D. Use AWS Compute Optimizer to obtain a recommendation for an instance type to scale horizontally.
E. Create an Auto Scaling group and an Application Load Balancer to scale horizontally.
Answer
The most cost-effective combination of steps to resolve the performance issues and improve availability for the monolithic web application hosted on an Amazon EC2 instance is:
B. Create an Amazon Machine Image (AMI) from the web server. Reference the AMI in a new launch template.
E. Create an Auto Scaling group and an Application Load Balancer to scale horizontally.
Explanation
The key issue is that the EC2 instance hosting the monolithic web app is experiencing 100% CPU utilization during periods of poor performance. To resolve this, the application needs to be able to scale out horizontally by adding more EC2 instances to handle the load, rather than scaling up vertically with a larger instance size.
Creating an AMI allows you to save the current state of the web server, including the OS, application code, and configurations. Referencing this AMI in a launch template enables Auto Scaling to spin up additional EC2 instances that are pre-configured like the original instance.
An Auto Scaling group uses the launch template to automatically add or remove EC2 instances based on scaling policies and metrics like CPU utilization. This allows the application to scale out during high load periods by adding instances, and scale in when load decreases to optimize costs.
An Application Load Balancer distributes incoming application traffic across the multiple EC2 instances in the Auto Scaling group. It performs health checks and only routes requests to healthy instances.

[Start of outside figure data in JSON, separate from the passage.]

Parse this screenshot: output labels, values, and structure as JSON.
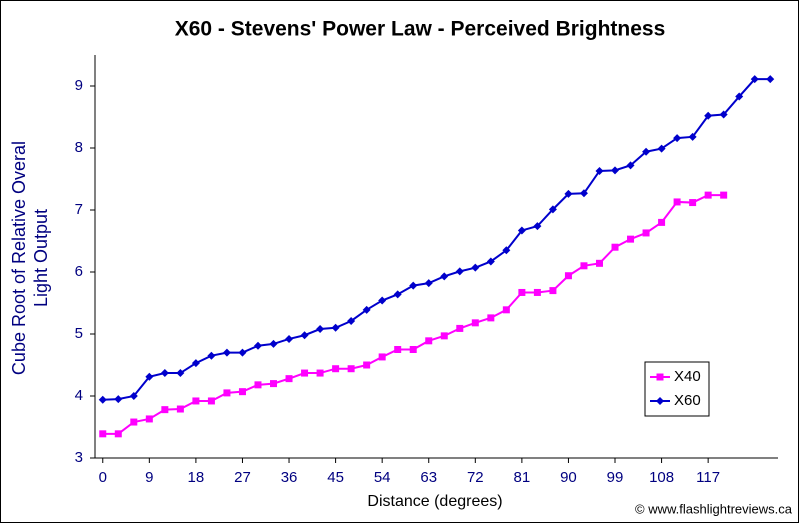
{
  "chart_data": {
    "type": "line",
    "title": "X60 - Stevens' Power Law - Perceived Brightness",
    "x_label": "Distance (degrees)",
    "y_label": [
      "Cube Root of Relative Overal",
      "Light Output"
    ],
    "credit": "© www.flashlightreviews.ca",
    "categories": [
      0,
      null,
      null,
      9,
      null,
      null,
      18,
      null,
      null,
      27,
      null,
      null,
      36,
      null,
      null,
      45,
      null,
      null,
      54,
      null,
      null,
      63,
      null,
      null,
      72,
      null,
      null,
      81,
      null,
      null,
      90,
      null,
      null,
      99,
      null,
      null,
      108,
      null,
      null,
      117,
      null,
      null,
      null,
      null
    ],
    "series": [
      {
        "name": "X40",
        "color": "#ff00ff",
        "marker": "square",
        "values": [
          3.39,
          3.39,
          3.58,
          3.63,
          3.78,
          3.79,
          3.92,
          3.92,
          4.05,
          4.07,
          4.18,
          4.2,
          4.28,
          4.37,
          4.37,
          4.44,
          4.44,
          4.5,
          4.63,
          4.75,
          4.75,
          4.89,
          4.97,
          5.09,
          5.18,
          5.26,
          5.39,
          5.67,
          5.67,
          5.7,
          5.94,
          6.1,
          6.14,
          6.4,
          6.53,
          6.63,
          6.8,
          7.13,
          7.12,
          7.24,
          7.24,
          null,
          null,
          null
        ]
      },
      {
        "name": "X60",
        "color": "#0000cc",
        "marker": "diamond",
        "values": [
          3.94,
          3.95,
          4.0,
          4.31,
          4.37,
          4.37,
          4.53,
          4.65,
          4.7,
          4.7,
          4.81,
          4.84,
          4.92,
          4.98,
          5.08,
          5.1,
          5.21,
          5.39,
          5.54,
          5.64,
          5.78,
          5.82,
          5.93,
          6.01,
          6.07,
          6.17,
          6.35,
          6.67,
          6.74,
          7.01,
          7.26,
          7.27,
          7.63,
          7.64,
          7.72,
          7.94,
          7.99,
          8.16,
          8.18,
          8.52,
          8.54,
          8.83,
          9.11,
          9.11
        ]
      }
    ],
    "ylim": [
      3,
      9.5
    ],
    "yticks": [
      3,
      4,
      5,
      6,
      7,
      8,
      9
    ],
    "legend": "bottom-right"
  }
}
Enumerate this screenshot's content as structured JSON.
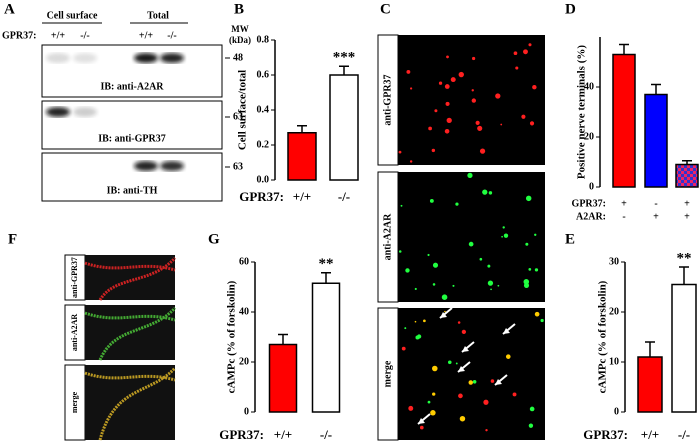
{
  "panels": {
    "letters": [
      "A",
      "B",
      "C",
      "D",
      "E",
      "F",
      "G"
    ]
  },
  "blot": {
    "header": [
      "Cell surface",
      "Total"
    ],
    "mw_label": [
      "MW",
      "(kDa)"
    ],
    "genotype_label": "GPR37:",
    "lanes": [
      "+/+",
      "-/-",
      "+/+",
      "-/-"
    ],
    "blots": [
      {
        "label": "IB: anti-A2AR",
        "mw": "48"
      },
      {
        "label": "IB: anti-GPR37",
        "mw": "63"
      },
      {
        "label": "IB: anti-TH",
        "mw": "63"
      }
    ]
  },
  "images_c": [
    "anti-GPR37",
    "anti-A2AR",
    "merge"
  ],
  "images_f": [
    "anti-GPR37",
    "anti-A2AR",
    "merge"
  ],
  "chart_data": [
    {
      "type": "bar",
      "y_label": "Cell surface/total",
      "x_label": "GPR37:",
      "categories": [
        "+/+",
        "-/-"
      ],
      "values": [
        0.27,
        0.6
      ],
      "errors": [
        0.04,
        0.05
      ],
      "colors": [
        "#ff0000",
        "#ffffff"
      ],
      "ylim": [
        0,
        0.8
      ],
      "yticks": [
        {
          "value": 0,
          "label": "0.0"
        },
        0.2,
        0.4,
        0.6,
        0.8
      ],
      "significance": [
        null,
        "***"
      ]
    },
    {
      "type": "bar",
      "y_label": "Positive nerve terminals (%)",
      "condition_rows": [
        {
          "name": "GPR37:",
          "values": [
            "+",
            "-",
            "+"
          ]
        },
        {
          "name": "A2AR:",
          "values": [
            "-",
            "+",
            "+"
          ]
        }
      ],
      "values": [
        53,
        37,
        9
      ],
      "errors": [
        4,
        4,
        1.5
      ],
      "colors": [
        "#ff0000",
        "#0000ff",
        "checker"
      ],
      "ylim": [
        0,
        60
      ],
      "yticks": [
        0,
        20,
        40
      ]
    },
    {
      "type": "bar",
      "y_label": "cAMPc (% of forskolin)",
      "x_label": "GPR37:",
      "categories": [
        "+/+",
        "-/-"
      ],
      "values": [
        11,
        25.5
      ],
      "errors": [
        3,
        3.5
      ],
      "colors": [
        "#ff0000",
        "#ffffff"
      ],
      "ylim": [
        0,
        30
      ],
      "yticks": [
        0,
        10,
        20,
        30
      ],
      "significance": [
        null,
        "**"
      ]
    },
    {
      "type": "bar",
      "y_label": "cAMPc (% of forskolin)",
      "x_label": "GPR37:",
      "categories": [
        "+/+",
        "-/-"
      ],
      "values": [
        27,
        51.5
      ],
      "errors": [
        4,
        4.2
      ],
      "colors": [
        "#ff0000",
        "#ffffff"
      ],
      "ylim": [
        0,
        60
      ],
      "yticks": [
        0,
        20,
        40,
        60
      ],
      "significance": [
        null,
        "**"
      ]
    }
  ]
}
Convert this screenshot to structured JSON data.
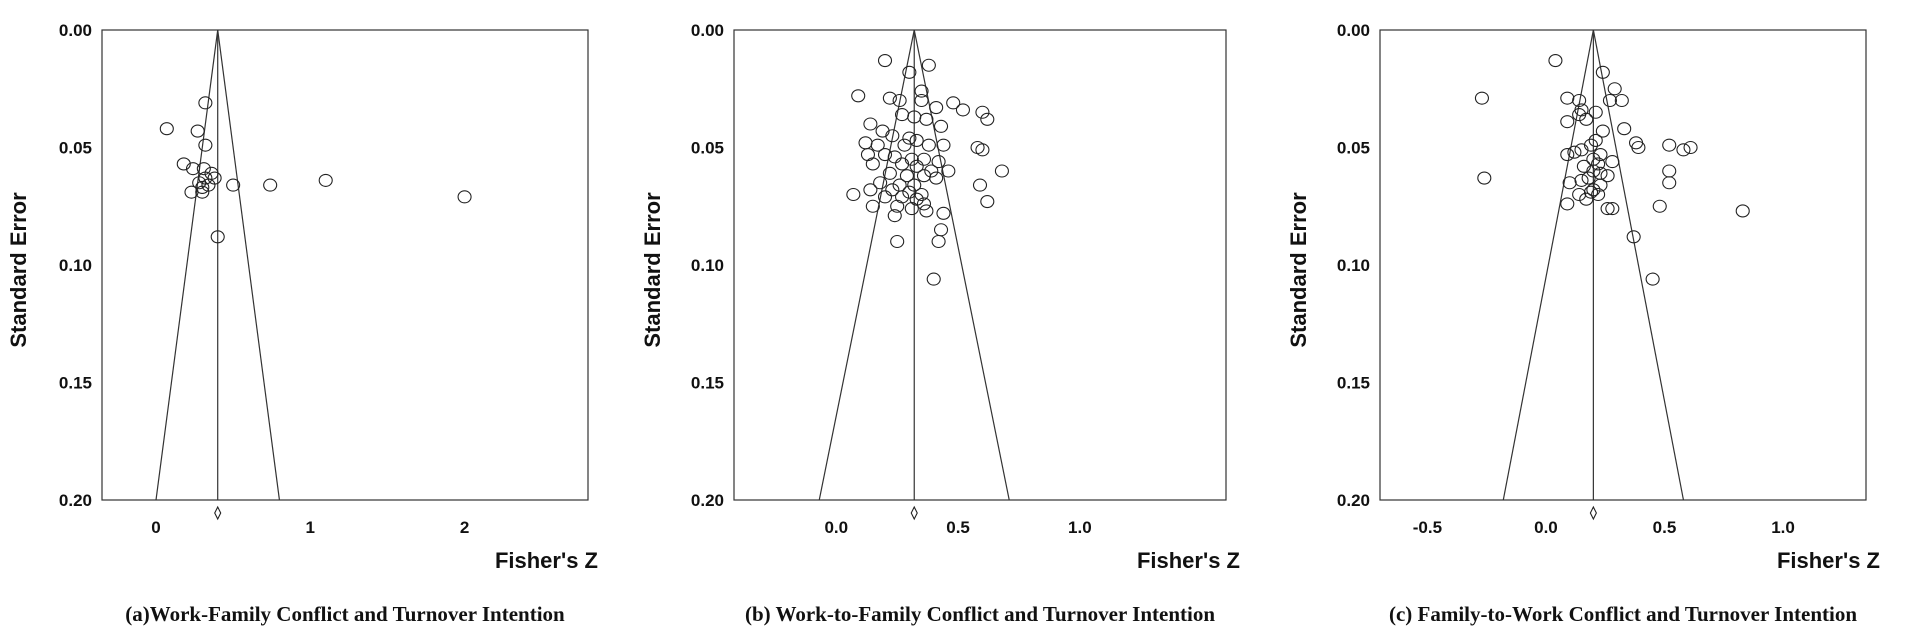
{
  "chart_data": [
    {
      "type": "scatter",
      "caption": "(a)Work-Family Conflict and Turnover Intention",
      "xlabel": "Fisher's Z",
      "ylabel": "Standard Error",
      "xlim": [
        -0.35,
        2.8
      ],
      "ylim": [
        0.0,
        0.2
      ],
      "y_inverted": true,
      "x_ticks": [
        0,
        1,
        2
      ],
      "x_tick_labels": [
        "0",
        "1",
        "2"
      ],
      "y_ticks": [
        0.0,
        0.05,
        0.1,
        0.15,
        0.2
      ],
      "y_tick_labels": [
        "0.00",
        "0.05",
        "0.10",
        "0.15",
        "0.20"
      ],
      "pooled_effect": 0.4,
      "funnel_bottom": [
        0.0,
        0.8
      ],
      "points": [
        [
          0.32,
          0.031
        ],
        [
          0.07,
          0.042
        ],
        [
          0.27,
          0.043
        ],
        [
          0.32,
          0.049
        ],
        [
          0.18,
          0.057
        ],
        [
          0.24,
          0.059
        ],
        [
          0.31,
          0.059
        ],
        [
          0.36,
          0.061
        ],
        [
          0.32,
          0.063
        ],
        [
          0.38,
          0.063
        ],
        [
          0.28,
          0.065
        ],
        [
          0.34,
          0.066
        ],
        [
          0.3,
          0.067
        ],
        [
          0.23,
          0.069
        ],
        [
          0.3,
          0.069
        ],
        [
          0.4,
          0.088
        ],
        [
          0.5,
          0.066
        ],
        [
          0.74,
          0.066
        ],
        [
          1.1,
          0.064
        ],
        [
          2.0,
          0.071
        ]
      ]
    },
    {
      "type": "scatter",
      "caption": "(b) Work-to-Family Conflict and Turnover Intention",
      "xlabel": "Fisher's Z",
      "ylabel": "Standard Error",
      "xlim": [
        -0.42,
        1.6
      ],
      "ylim": [
        0.0,
        0.2
      ],
      "y_inverted": true,
      "x_ticks": [
        0.0,
        0.5,
        1.0
      ],
      "x_tick_labels": [
        "0.0",
        "0.5",
        "1.0"
      ],
      "y_ticks": [
        0.0,
        0.05,
        0.1,
        0.15,
        0.2
      ],
      "y_tick_labels": [
        "0.00",
        "0.05",
        "0.10",
        "0.15",
        "0.20"
      ],
      "pooled_effect": 0.32,
      "funnel_bottom": [
        -0.07,
        0.71
      ],
      "points": [
        [
          0.2,
          0.013
        ],
        [
          0.38,
          0.015
        ],
        [
          0.3,
          0.018
        ],
        [
          0.35,
          0.026
        ],
        [
          0.09,
          0.028
        ],
        [
          0.22,
          0.029
        ],
        [
          0.26,
          0.03
        ],
        [
          0.35,
          0.03
        ],
        [
          0.41,
          0.033
        ],
        [
          0.48,
          0.031
        ],
        [
          0.52,
          0.034
        ],
        [
          0.6,
          0.035
        ],
        [
          0.62,
          0.038
        ],
        [
          0.27,
          0.036
        ],
        [
          0.32,
          0.037
        ],
        [
          0.37,
          0.038
        ],
        [
          0.43,
          0.041
        ],
        [
          0.14,
          0.04
        ],
        [
          0.19,
          0.043
        ],
        [
          0.23,
          0.045
        ],
        [
          0.3,
          0.046
        ],
        [
          0.33,
          0.047
        ],
        [
          0.12,
          0.048
        ],
        [
          0.17,
          0.049
        ],
        [
          0.28,
          0.049
        ],
        [
          0.38,
          0.049
        ],
        [
          0.44,
          0.049
        ],
        [
          0.58,
          0.05
        ],
        [
          0.6,
          0.051
        ],
        [
          0.13,
          0.053
        ],
        [
          0.2,
          0.053
        ],
        [
          0.24,
          0.054
        ],
        [
          0.31,
          0.055
        ],
        [
          0.36,
          0.055
        ],
        [
          0.42,
          0.056
        ],
        [
          0.15,
          0.057
        ],
        [
          0.27,
          0.057
        ],
        [
          0.33,
          0.058
        ],
        [
          0.39,
          0.06
        ],
        [
          0.46,
          0.06
        ],
        [
          0.68,
          0.06
        ],
        [
          0.22,
          0.061
        ],
        [
          0.29,
          0.062
        ],
        [
          0.36,
          0.062
        ],
        [
          0.41,
          0.063
        ],
        [
          0.18,
          0.065
        ],
        [
          0.26,
          0.066
        ],
        [
          0.32,
          0.066
        ],
        [
          0.59,
          0.066
        ],
        [
          0.14,
          0.068
        ],
        [
          0.23,
          0.068
        ],
        [
          0.3,
          0.069
        ],
        [
          0.35,
          0.07
        ],
        [
          0.07,
          0.07
        ],
        [
          0.2,
          0.071
        ],
        [
          0.27,
          0.071
        ],
        [
          0.33,
          0.072
        ],
        [
          0.62,
          0.073
        ],
        [
          0.36,
          0.074
        ],
        [
          0.15,
          0.075
        ],
        [
          0.25,
          0.075
        ],
        [
          0.31,
          0.076
        ],
        [
          0.37,
          0.077
        ],
        [
          0.44,
          0.078
        ],
        [
          0.24,
          0.079
        ],
        [
          0.43,
          0.085
        ],
        [
          0.25,
          0.09
        ],
        [
          0.42,
          0.09
        ],
        [
          0.4,
          0.106
        ]
      ]
    },
    {
      "type": "scatter",
      "caption": "(c) Family-to-Work Conflict and Turnover Intention",
      "xlabel": "Fisher's Z",
      "ylabel": "Standard Error",
      "xlim": [
        -0.7,
        1.35
      ],
      "ylim": [
        0.0,
        0.2
      ],
      "y_inverted": true,
      "x_ticks": [
        -0.5,
        0.0,
        0.5,
        1.0
      ],
      "x_tick_labels": [
        "-0.5",
        "0.0",
        "0.5",
        "1.0"
      ],
      "y_ticks": [
        0.0,
        0.05,
        0.1,
        0.15,
        0.2
      ],
      "y_tick_labels": [
        "0.00",
        "0.05",
        "0.10",
        "0.15",
        "0.20"
      ],
      "pooled_effect": 0.2,
      "funnel_bottom": [
        -0.18,
        0.58
      ],
      "points": [
        [
          0.04,
          0.013
        ],
        [
          0.24,
          0.018
        ],
        [
          0.29,
          0.025
        ],
        [
          0.32,
          0.03
        ],
        [
          0.27,
          0.03
        ],
        [
          0.09,
          0.029
        ],
        [
          -0.27,
          0.029
        ],
        [
          0.14,
          0.03
        ],
        [
          0.15,
          0.034
        ],
        [
          0.14,
          0.036
        ],
        [
          0.21,
          0.035
        ],
        [
          0.09,
          0.039
        ],
        [
          0.17,
          0.038
        ],
        [
          0.33,
          0.042
        ],
        [
          0.24,
          0.043
        ],
        [
          0.38,
          0.048
        ],
        [
          0.39,
          0.05
        ],
        [
          0.52,
          0.049
        ],
        [
          0.58,
          0.051
        ],
        [
          0.61,
          0.05
        ],
        [
          0.19,
          0.049
        ],
        [
          0.21,
          0.047
        ],
        [
          0.15,
          0.051
        ],
        [
          0.12,
          0.052
        ],
        [
          0.09,
          0.053
        ],
        [
          0.23,
          0.053
        ],
        [
          0.2,
          0.055
        ],
        [
          0.22,
          0.057
        ],
        [
          0.28,
          0.056
        ],
        [
          0.16,
          0.058
        ],
        [
          0.2,
          0.06
        ],
        [
          0.52,
          0.06
        ],
        [
          0.23,
          0.061
        ],
        [
          0.26,
          0.062
        ],
        [
          0.18,
          0.063
        ],
        [
          0.15,
          0.064
        ],
        [
          0.1,
          0.065
        ],
        [
          0.52,
          0.065
        ],
        [
          -0.26,
          0.063
        ],
        [
          0.23,
          0.066
        ],
        [
          0.2,
          0.068
        ],
        [
          0.19,
          0.069
        ],
        [
          0.14,
          0.07
        ],
        [
          0.22,
          0.07
        ],
        [
          0.17,
          0.072
        ],
        [
          0.09,
          0.074
        ],
        [
          0.26,
          0.076
        ],
        [
          0.28,
          0.076
        ],
        [
          0.48,
          0.075
        ],
        [
          0.83,
          0.077
        ],
        [
          0.37,
          0.088
        ],
        [
          0.45,
          0.106
        ]
      ]
    }
  ]
}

So in summary, creating an AMI, launch template, Auto Scaling group and Application Load Balancer allows the monolithic application to automatically scale horizontally in a cost-effective manner based on traffic and load. This improves performance by eliminating CPU bottlenecks and increases availability by running the application on multiple instances.
The other options are not ideal because:
- A and D suggest using AWS Compute Optimizer to get vertical or horizontal scaling recommendations, but the question states scaling should be done cost-effectively, and Compute Optimizer recommendations can suggest larger, more costly instance types. Manual effort is also required to implement the recommendations.
- C suggests using an Auto Scaling group and Application Load Balancer to scale vertically, but vertical scaling would not resolve the CPU bottleneck as cost-effectively as horizontal scaling by adding more instances.
Therefore, B and E are the correct combination of steps to meet the requirements most cost-effectively.
Amazon AWS Certified Solutions Architect – Associate SAA-C03 certification exam assessment practice question and answer (Q&A) dump including multiple choice questions (MCQ) and objective type questions, with detail explanation and reference available free, helpful to pass the Amazon AWS Certified Solutions Architect – Associate SAA-C03 exam and earn Amazon AWS Certified Solutions Architect – Associate SAA-C03 certification.